Comment voyez-vous l’évolution du Challenge ?
Je pense que le niveau va rester intéressant, et la volonté des propriétaires et organisateurs d’internationaliser le circuit en fin de saison ouvre des perspectives séduisantes. Le fait que la Coupe se coure en multi va peut-être attirer des nouveaux équipiers ou équipages, mais il n’est pas exclu d’un autre côté que la série s’essouffle un peu, ce qui arrive dans chaque série. D’après moi, il conviendrait de rapprocher le spectacle sur l’eau du public, qui ne voit pas grand-chose et a tendance à s’éclaircir ces derniers temps. Il y a sans doute un compromis à trouver entre le format du Trophée Clairefontaine ou des Extreme 40 et celui des D35.

Vous verra-t-on régater en alternance sur l’Extreme 40 d’Oman et le D35 Okalys
Corum la prochaine saison ?

Je ne sais pas encore, je n’exclue rien. En tous cas je ne pourrai pas régater sur la première étape des Extreme 40, car je ne serai pas encore revenu de mon tour du monde avec Jean-Pierre Dick dans le cadre de la Barcelona World Race. Avec mon projet d’America’s Cup, je n’aurai sans doute pas beaucoup de disponibilité.

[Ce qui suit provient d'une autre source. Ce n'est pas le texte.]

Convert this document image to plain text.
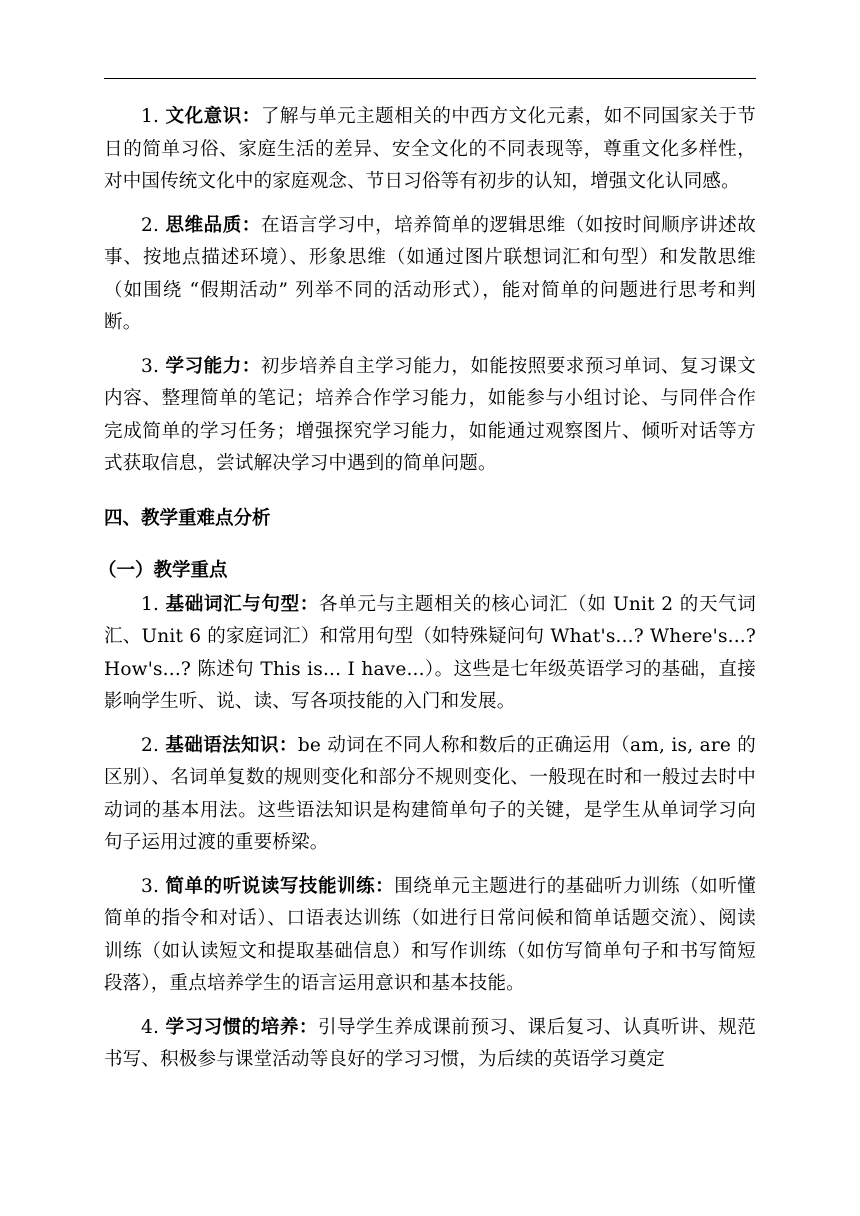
1. 文化意识：了解与单元主题相关的中西方文化元素，如不同国家关于节日的简单习俗、家庭生活的差异、安全文化的不同表现等，尊重文化多样性，对中国传统文化中的家庭观念、节日习俗等有初步的认知，增强文化认同感。

2. 思维品质：在语言学习中，培养简单的逻辑思维（如按时间顺序讲述故事、按地点描述环境）、形象思维（如通过图片联想词汇和句型）和发散思维（如围绕 “假期活动” 列举不同的活动形式），能对简单的问题进行思考和判断。

3. 学习能力：初步培养自主学习能力，如能按照要求预习单词、复习课文内容、整理简单的笔记；培养合作学习能力，如能参与小组讨论、与同伴合作完成简单的学习任务；增强探究学习能力，如能通过观察图片、倾听对话等方式获取信息，尝试解决学习中遇到的简单问题。

四、教学重难点分析
（一）教学重点

1. 基础词汇与句型：各单元与主题相关的核心词汇（如 Unit 2 的天气词汇、Unit 6 的家庭词汇）和常用句型（如特殊疑问句 What's...? Where's...? How's...? 陈述句 This is... I have...）。这些是七年级英语学习的基础，直接影响学生听、说、读、写各项技能的入门和发展。

2. 基础语法知识：be 动词在不同人称和数后的正确运用（am, is, are 的区别）、名词单复数的规则变化和部分不规则变化、一般现在时和一般过去时中动词的基本用法。这些语法知识是构建简单句子的关键，是学生从单词学习向句子运用过渡的重要桥梁。

3. 简单的听说读写技能训练：围绕单元主题进行的基础听力训练（如听懂简单的指令和对话）、口语表达训练（如进行日常问候和简单话题交流）、阅读训练（如认读短文和提取基础信息）和写作训练（如仿写简单句子和书写简短段落），重点培养学生的语言运用意识和基本技能。

4. 学习习惯的培养：引导学生养成课前预习、课后复习、认真听讲、规范书写、积极参与课堂活动等良好的学习习惯，为后续的英语学习奠定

En quoi consiste votre projet d’America’s Cup ?
J’ai la chance de tout faire depuis toujours, donc je me vois aussi bien dans un design team que skipper; tout m’intéresse. Cela fait trente ans que je pratique le multi sous toutes ses formes, nous sommes quelques-uns sur le marché à avoir ces valeurs, et beaucoup de portes sont ouvertes. On entend depuis toujours et à juste titre que la Coupe de l’America est une affaire de spécialistes… cela tombe bien! Du Formule 18 à la Route du Rhum en passant par le Trophée Jules Verne, les Français sont les spécialistes du multicoque, alors allons-y… ensemble. Je me suis rapproché de mon frère Bruno Peyron et nous nous donnons trois mois pour tenter de réunir l’ensemble des équipes et ressources, sportives, technologiques et économiques nécessaires à cette ambition. Nous discutons également avec Jochen Schümann et Stéphane Kandler d’All4One dans la perspective d’unir nos efforts. Pendant la Barcelona, avec Jean-Pierre, j’utiliserai sans doute une partie de mon temps libre pour travailler sur les parties design et conception des futurs engins de la Coupe, c’est l’avantage de la course en double !

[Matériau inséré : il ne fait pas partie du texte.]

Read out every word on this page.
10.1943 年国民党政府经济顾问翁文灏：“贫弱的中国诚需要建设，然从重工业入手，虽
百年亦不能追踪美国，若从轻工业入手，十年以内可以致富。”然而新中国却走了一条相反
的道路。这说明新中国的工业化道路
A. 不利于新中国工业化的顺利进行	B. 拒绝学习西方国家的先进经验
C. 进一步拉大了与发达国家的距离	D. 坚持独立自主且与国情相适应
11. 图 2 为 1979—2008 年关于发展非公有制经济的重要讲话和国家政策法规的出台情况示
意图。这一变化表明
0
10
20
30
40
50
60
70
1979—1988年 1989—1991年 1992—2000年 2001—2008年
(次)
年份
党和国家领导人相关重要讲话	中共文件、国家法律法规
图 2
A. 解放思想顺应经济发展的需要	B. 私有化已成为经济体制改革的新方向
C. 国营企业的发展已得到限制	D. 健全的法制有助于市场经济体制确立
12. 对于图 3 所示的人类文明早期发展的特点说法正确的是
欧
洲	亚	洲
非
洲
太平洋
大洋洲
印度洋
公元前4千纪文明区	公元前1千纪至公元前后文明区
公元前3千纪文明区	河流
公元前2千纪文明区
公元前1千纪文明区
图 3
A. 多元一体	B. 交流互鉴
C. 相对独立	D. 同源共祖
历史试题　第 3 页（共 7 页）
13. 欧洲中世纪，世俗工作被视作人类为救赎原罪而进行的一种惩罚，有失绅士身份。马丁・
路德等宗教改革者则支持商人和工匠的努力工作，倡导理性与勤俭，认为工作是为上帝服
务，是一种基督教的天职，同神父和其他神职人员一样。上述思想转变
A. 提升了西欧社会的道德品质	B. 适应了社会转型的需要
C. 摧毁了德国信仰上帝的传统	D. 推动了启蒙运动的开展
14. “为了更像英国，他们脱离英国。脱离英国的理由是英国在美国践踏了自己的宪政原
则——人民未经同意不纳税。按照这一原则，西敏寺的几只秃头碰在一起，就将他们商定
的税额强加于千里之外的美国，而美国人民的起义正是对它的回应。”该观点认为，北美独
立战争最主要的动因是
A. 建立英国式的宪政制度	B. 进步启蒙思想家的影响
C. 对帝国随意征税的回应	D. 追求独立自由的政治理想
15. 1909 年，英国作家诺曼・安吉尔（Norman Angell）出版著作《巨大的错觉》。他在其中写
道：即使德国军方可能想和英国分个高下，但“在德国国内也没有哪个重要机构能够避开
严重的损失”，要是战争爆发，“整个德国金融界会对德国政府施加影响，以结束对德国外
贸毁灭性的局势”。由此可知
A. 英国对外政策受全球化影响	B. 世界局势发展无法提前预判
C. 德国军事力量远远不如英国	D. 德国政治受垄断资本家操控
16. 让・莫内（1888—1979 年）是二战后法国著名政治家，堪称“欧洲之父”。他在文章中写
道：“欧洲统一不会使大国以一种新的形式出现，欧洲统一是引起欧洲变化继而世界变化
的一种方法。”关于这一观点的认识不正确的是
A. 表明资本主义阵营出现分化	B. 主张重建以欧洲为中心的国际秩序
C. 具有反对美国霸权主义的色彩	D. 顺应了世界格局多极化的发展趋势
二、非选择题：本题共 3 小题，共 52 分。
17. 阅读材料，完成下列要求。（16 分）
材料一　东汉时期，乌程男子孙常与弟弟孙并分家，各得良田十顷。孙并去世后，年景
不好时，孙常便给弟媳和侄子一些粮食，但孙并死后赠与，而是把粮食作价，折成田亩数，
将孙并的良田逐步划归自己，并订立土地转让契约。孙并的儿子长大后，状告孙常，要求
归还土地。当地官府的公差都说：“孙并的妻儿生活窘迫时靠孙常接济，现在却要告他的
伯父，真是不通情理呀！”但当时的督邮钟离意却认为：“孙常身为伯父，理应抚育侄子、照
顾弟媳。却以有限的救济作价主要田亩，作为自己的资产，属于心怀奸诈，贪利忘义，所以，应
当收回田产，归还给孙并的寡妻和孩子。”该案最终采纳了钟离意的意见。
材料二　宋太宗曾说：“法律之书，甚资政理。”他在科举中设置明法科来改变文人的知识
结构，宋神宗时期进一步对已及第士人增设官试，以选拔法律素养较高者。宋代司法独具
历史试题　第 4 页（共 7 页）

Quels sont d’après vous les avantages et les inconvénients que présente cette 34e America’s Cup ?
Je trouve évidemment très positif que le multi se soit imposé. La Coupe va y perdre un peu d’un côté mais va gagner beaucoup par ailleurs, cela va non seulement rajeunir cette vielle dame qui en avait besoin, mais également le creuset de partenaires commerciaux, et les marins aussi! Aujourd’hui, on observe un conservatisme incroyable, la plu-part des personnes et écuries engagées depuis 15 ans veulent rester en place même s’ils ont conscience de leurs lacunes dans le multicoque. Les Kiwis qui sont venus à Almeria découvrir les Extreme 40 ont pu constater que ce n’était pas si simple, c’est une spécifi cité et c’est donc une bonne nouvelle pour ceux qui la maîtrisent. Parallèlement, il y a une page blanche assez fabuleuse à remplir et y contribuer s’avèrerait excitant. Je ne suis pas du tout convaincu que les ailes soient une bonne solution par contre. J’ai déjà dit à Russell Coutts que le spectacle en pâtirait et que les problèmes de logistique seraient importants. Selon les challengers en place, tout ceci peut évoluer.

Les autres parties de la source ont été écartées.